É esperado, no entanto, que os obstáculos sejam superados com o tempo. As corporações tendem a aprender com seus próprios fracassos e as ferramentas devem, progressivamente, destravar valor para os negócios. Ocorre, porém, que o pouco que ainda sabemos sobre os desafios de implementação abre caminho para uma nova corrida entre as principais potências — EUA e China — em busca desse gatilho de valor, para além da disputa por melhores modelos de linguagem e maior disponibilidade de hardware.
Até agora, vimos empresas chinesas e americanas correndo contra o tempo para desenvolver modelos de GenAI mais poderosos. Para tanto, investimentos maciços foram realizados em data centers, em modelos de linguagem e em geração de energia. O lançamento da DeepSeek chinesa, no entanto, mostrou ser possível desenvolver ferramentas eficientes com custos computacionais e energéticos consideravelmente menores do que aqueles que vêm sendo praticados pelas big techs americanas. Isso reforça as conclusões do relatório do MIT e torna o elo das aplicações corporativas o locus do verdadeiro destrave de valor de toda a cadeia de IA. E os chineses podem sair na frente nessa corrida.
Se os pesquisadores do MIT concluíram que a incorporação compartilhada de ferramentas de IA, envolvendo desenvolvedores e aplicadores, é mais eficaz, a China parece possuir o ecossistema mais adequado para integrar os elos da cadeia e melhorar a performance das aplicações. Como os ganhos de escala necessários para potencializar os ganhos operacionais da implementação das ferramentas estão relacionados ao processo integrativo de aprendizagem e internalização nos processos corporativos, a unificação de dados e interfaces residentes nos superapps chineses — sendo o WeChat o mais importante — oferece a base necessária para o treinamento e aprimoramento dos modelos. Nesse ambiente, informações de pessoas físicas e empresas estão concentradas em uma base invejável para os americanos. Ademais, a ditadura chinesa não precisa lidar com as questões de privacidade, tão caras à democracia dos EUA.
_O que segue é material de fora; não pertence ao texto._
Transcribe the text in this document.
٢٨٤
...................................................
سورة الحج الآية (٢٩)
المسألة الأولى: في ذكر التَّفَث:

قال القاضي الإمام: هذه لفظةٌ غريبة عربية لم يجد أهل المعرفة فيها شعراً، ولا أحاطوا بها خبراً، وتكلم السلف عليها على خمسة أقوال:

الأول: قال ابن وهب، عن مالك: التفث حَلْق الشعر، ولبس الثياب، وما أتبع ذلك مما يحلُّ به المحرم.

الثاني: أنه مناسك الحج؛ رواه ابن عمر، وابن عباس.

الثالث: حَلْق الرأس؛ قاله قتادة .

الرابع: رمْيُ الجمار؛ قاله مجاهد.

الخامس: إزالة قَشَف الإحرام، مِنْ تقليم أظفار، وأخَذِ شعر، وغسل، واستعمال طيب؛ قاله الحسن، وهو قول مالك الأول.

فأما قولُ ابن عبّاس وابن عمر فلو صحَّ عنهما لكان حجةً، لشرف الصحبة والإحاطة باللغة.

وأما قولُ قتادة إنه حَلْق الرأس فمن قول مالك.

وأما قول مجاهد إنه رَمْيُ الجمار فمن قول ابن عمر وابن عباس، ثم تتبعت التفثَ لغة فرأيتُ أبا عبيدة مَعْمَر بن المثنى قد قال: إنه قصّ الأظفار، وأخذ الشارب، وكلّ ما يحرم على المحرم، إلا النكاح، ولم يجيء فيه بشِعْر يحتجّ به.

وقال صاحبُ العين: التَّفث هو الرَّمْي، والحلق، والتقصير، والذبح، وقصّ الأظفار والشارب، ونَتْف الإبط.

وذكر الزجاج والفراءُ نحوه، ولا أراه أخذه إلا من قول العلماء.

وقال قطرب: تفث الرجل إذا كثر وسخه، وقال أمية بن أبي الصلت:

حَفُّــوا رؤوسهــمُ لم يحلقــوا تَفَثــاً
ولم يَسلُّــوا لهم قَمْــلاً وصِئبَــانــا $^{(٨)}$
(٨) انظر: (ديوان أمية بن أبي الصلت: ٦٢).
Se um ambiente profícuo para a obtenção de ganhos de produtividade com a implementação da IA nas empresas implica geração de energia ampla e barata, hardware especializado acessível, plataformas de modelos mais acessíveis, dados corporativos limpos e estruturados e ferramentas de orquestração que controlem custos e segurança de forma compartilhada, um primeiro olhar indica que deveríamos observar com atenção o que está sendo feito no gigante asiático. Com oferta abundante de energia (via geração solar, eólica e nuclear), modelos menos intensivos em hardwares de computação acelerada e um ambiente de dados regulado, unificado, estruturado e livre de amarras legais, a China pode sair na frente para alcançar o verdadeiro diferencial competitivo da cadeia.